Autor(es): Caramalho, Iris ; Matoso, Paula ; Ligeiro, Dário ; Paixão, Tiago ; Sobral, Daniel ; Fitas, Ana Laura ; Limbert, Catarina ; Demengeot, Jocelyne ; Penha-Gonçalves, Carlos
Data: 2023
Identificador Persistente: http://hdl.handle.net/10362/162725
Origem: Repositório Institucional da UNL
Assunto(s): age of onset; Early-onset Type 1 diabetes; HLA class II; T1D endotypes; Type 1 diabetes; Immunology and Allergy; Immunology; SDG 3 - Good Health and Well-being
Funding Information: The author(s) declare financial support was received for the research, authorship, and/or publication of this article. This work was supported by the European Foundation for the Study of Diabetes (EFSD/JDRF/Lilly Programme 2016), Maratona da Saúde and Fundação para a Ciência e a Tecnologia (CEECIND/00148/2017 to Iris Caramalho). Acknowledgments Publisher Copyright: Copyright © 2024 Caramalho, Matoso, Ligeiro, Paixão, Sobral, Fitas, Limbert, Demengeot and Penha-Gonçalves.

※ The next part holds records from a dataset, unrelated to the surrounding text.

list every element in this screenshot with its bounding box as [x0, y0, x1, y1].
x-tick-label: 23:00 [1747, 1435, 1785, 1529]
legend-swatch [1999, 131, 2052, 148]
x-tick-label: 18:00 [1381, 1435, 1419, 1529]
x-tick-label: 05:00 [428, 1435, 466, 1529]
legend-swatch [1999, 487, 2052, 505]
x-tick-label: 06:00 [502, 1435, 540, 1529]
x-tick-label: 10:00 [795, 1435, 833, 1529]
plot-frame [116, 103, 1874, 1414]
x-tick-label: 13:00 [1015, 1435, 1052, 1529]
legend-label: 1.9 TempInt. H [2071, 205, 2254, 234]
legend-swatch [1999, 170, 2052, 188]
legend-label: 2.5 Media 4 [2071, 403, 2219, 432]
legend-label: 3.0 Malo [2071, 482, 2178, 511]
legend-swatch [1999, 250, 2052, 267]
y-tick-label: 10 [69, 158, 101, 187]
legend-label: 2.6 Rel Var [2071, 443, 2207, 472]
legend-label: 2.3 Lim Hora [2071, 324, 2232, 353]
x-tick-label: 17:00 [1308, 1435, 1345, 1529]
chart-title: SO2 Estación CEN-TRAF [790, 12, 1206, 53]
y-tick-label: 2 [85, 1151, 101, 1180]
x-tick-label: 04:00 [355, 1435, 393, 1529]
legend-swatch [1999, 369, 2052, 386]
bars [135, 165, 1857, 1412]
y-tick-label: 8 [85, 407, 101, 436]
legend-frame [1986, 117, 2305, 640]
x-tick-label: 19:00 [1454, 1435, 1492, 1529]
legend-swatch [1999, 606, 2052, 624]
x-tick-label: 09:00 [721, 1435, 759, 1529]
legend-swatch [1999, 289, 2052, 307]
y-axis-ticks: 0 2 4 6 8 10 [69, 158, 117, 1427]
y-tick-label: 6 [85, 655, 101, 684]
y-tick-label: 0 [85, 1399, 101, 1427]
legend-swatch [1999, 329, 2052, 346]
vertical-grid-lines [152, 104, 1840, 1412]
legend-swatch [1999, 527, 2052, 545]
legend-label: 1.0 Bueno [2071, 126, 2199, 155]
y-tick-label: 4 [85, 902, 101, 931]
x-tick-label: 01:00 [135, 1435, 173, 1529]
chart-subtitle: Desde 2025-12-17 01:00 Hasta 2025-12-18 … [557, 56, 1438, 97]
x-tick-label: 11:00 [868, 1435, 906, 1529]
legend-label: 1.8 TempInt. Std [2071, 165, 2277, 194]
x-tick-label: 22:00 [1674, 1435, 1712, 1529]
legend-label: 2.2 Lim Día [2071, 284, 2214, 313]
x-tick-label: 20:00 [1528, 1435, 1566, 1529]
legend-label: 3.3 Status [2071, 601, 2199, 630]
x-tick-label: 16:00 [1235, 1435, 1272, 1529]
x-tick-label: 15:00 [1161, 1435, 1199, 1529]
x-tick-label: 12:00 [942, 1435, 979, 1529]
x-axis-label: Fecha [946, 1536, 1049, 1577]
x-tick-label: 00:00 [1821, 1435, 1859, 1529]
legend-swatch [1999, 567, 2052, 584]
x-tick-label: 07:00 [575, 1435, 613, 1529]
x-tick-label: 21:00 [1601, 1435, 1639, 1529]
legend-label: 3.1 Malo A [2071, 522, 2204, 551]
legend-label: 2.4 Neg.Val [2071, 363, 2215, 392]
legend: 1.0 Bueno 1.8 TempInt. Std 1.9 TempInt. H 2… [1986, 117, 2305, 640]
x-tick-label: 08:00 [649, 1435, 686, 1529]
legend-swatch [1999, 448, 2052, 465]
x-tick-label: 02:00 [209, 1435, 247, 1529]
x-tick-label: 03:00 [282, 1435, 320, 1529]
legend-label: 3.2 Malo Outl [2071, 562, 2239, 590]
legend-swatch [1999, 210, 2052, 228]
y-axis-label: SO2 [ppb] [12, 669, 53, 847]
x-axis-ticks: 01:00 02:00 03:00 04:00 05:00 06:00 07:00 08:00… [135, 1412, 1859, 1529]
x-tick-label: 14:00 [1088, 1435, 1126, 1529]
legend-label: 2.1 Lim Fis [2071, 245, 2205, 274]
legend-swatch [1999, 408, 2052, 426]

Introduction: Early-onset Type 1 diabetes (EOT1D) is considered a disease subtype with distinctive immunological and clinical features. While both Human Leukocyte Antigen (HLA) and non-HLA variants contribute to age at T1D diagnosis, detailed analyses of EOT1D-specific genetic determinants are still lacking. This study scrutinized the involvement of the HLA class II locus in EOT1D genetic control. Methods: We conducted genetic association and regularized logistic regression analyses to evaluate genotypic, haplotypic and allelic variants in DRB1, DQA1 and DQB1 genes in children with EOT1D (diagnosed at £5 years of age; n=97), individuals with later-onset disease (LaOT1D; diagnosed 8-30 years of age; n=96) and nondiabetic control subjects (n=169), in the Portuguese population. Results: Allelic association analysis of EOT1D and LaOT1D unrelated patients in comparison with controls, revealed that the rare DRB1*04:08 allele is a distinctive EOT1D susceptibility factor (corrected p-value=7.0x10-7). Conversely, the classical T1D risk allele DRB1*04:05 was absent in EOT1D children while was associated with LaOT1D (corrected p-value=1.4x10-2). In corroboration, HLA class II haplotype analysis showed that the rare DRB1*04:08-DQ8 haplotype is specifically associated with EOT1D (corrected p-value=1.4x10-5) and represents the major HLA class II genetic driver and discriminative factor in the development of early onset disease. Discussion: This study uncovered that EOT1D holds a distinctive spectrum of HLA class II susceptibility loci, which includes risk factors overlapping with LaOT1D and discriminative genetic configurations. These findings warrant replication studies in larger multicentric settings encompassing other ethnicities and may impact target screening strategies and follow-up of young children with high T1D genetic risk as well as personalized therapeutic approaches.